In the final stage, the film is driven to the climax of sentiments, following the trope of the new women.

In the 1940s, Female roles played an important impact on this era's movies. A number of films’ themes were Female-themed films.
Female-themed movies not only exhibit female character's life, work and relationship with male, those movies also display their emotions, psychological status and struggles in their life.

In the female emotion depictions, there are several sequences displaying Sufen's memories and emotions. For instance, she remembered the scenario when Zhang Zhongliang put a ring on her finger. Also, she suicided after knowing her husband's second wife. Those are the desperate and sorrowful emotions which moviegoers can empathize with.

Economic inequality in China is considered more as a moral issue, instead of as a societal issue.

Shots of Sufen and Zhang Zhongliang are continuously juxtaposed, highlighting their differences in economic status. This is especially apparent once Zhang makes it to Chongqing. Zhang's infidelity is not so much an ethical aspect as a portrayal of the state of intellectual confusion, sway, escape, and transformation in the 1940s, so as to reflect the humanity and existence state of the intellectuals of this era in a deeper level.

The main character Sufen embodies two contrasting characterizations during and after the Sino-Japanese War, one being the “wife in the occupied areas" (lunxian furen), who shows great perseverance and takes the full burden of family-survival during the war as the husband leaves for the front lines, and the other being the woman that lacks courage in dealing with her husband's betrayal and reacts to it with self-destruction. The type of postwar female image represented by Sufen's character at the end of the film is attributed to the sociocultural expectation for women to relinquish independence accumulated during the war and return to a static lifestyle grounded in the family household.
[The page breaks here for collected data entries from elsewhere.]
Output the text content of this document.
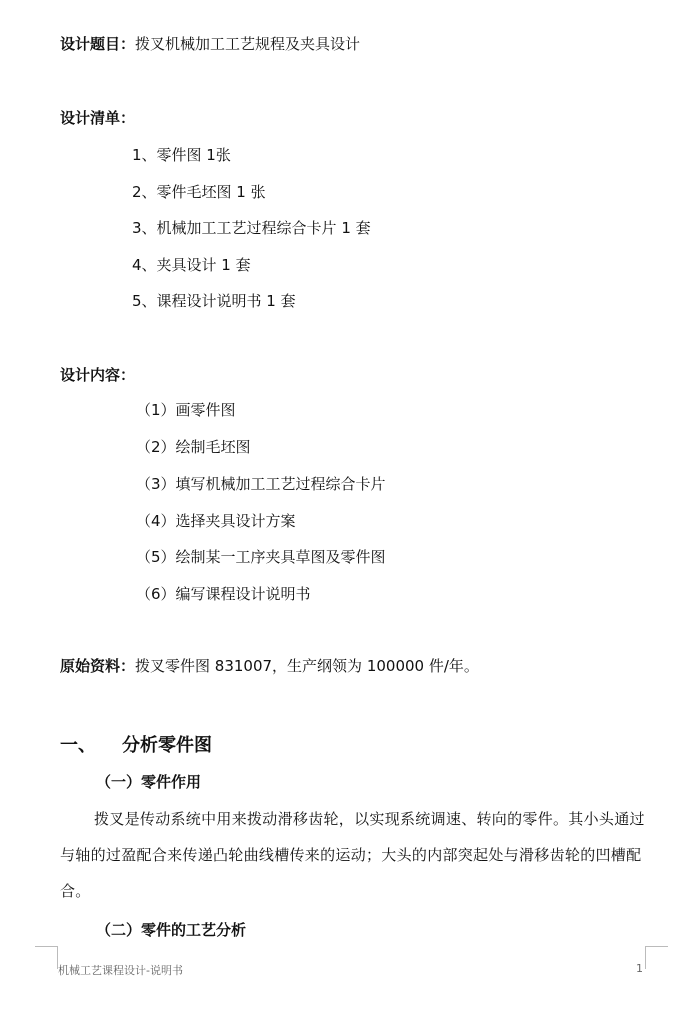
设计题目：拨叉机械加工工艺规程及夹具设计
设计清单：
1、零件图 1张
2、零件毛坯图 1 张
3、机械加工工艺过程综合卡片 1 套
4、夹具设计 1 套
5、课程设计说明书 1 套
设计内容：
（1）画零件图
（2）绘制毛坯图
（3）填写机械加工工艺过程综合卡片
（4）选择夹具设计方案
（5）绘制某一工序夹具草图及零件图
（6）编写课程设计说明书
原始资料：拨叉零件图 831007，生产纲领为 100000 件/年。
一、 分析零件图
（一）零件作用
拨叉是传动系统中用来拨动滑移齿轮，以实现系统调速、转向的零件。其小头通过与轴的过盈配合来传递凸轮曲线槽传来的运动；大头的内部突起处与滑移齿轮的凹槽配合。
（二）零件的工艺分析
机械工艺课程设计-说明书	1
The construction of the domestic female image was propagated primarily by contemporary male directors who promoted the ideal of tranquil housewives during the postwar reconstruction period thus crafting female figures in films with qualities such as “nurturance, humility, and charity, traits that negate the barbarism of war and underscore the notion of social stability.” Therefore, the theme of “women returning to their kitchen” and stereotypical weakness of womanhood portrayed in the media is reflected in the tragic ending designed for the character of Sufen. However, in the eyes of female audiences, the act of suicide only said more about the perspectives of postwar male filmmakers than they did about a woman's nature or role in society.

==Re-release==
During the Hundred Flowers Campaign, The Spring River Flows East was re-released China-wide in November 1956 and was again extremely popular. It was reported that people walked for miles in inclement weather to watch the film, and many were moved to tears. It provided a sharp contrast to the worker/peasant/soldier films made in the Communist era.

A restored version was also re-released on DVD in 2017.

==Remake==
The film was remade in 2005 as a television adaptation starring Hu Jun, Anita Yuen, Carina Lau, and Chen Daoming, but the newer version is translated into English as The River Flows Eastwards. An operatic adaptation by Hao Weiya under the title Yi Jiang Chunshui, with libretto by Luo Zhou and Yu Jiang, was premiered at the Shanghai Grand Theater in October 2014.

The film also has adaptations from Taiwan and Hong Kong. The remake in 1965 was directed by Zhang Ying, a Taiwanese director, starring Li Hong, Ko Chun-hsiung and Cheng Li-wun. The television adaptation from Hong Kong in 1983 was produced by Lai Shui Ching and starring Newton Lai, Ma Min Yee, Tsang Wai Kuen and Yuen Pui Chun.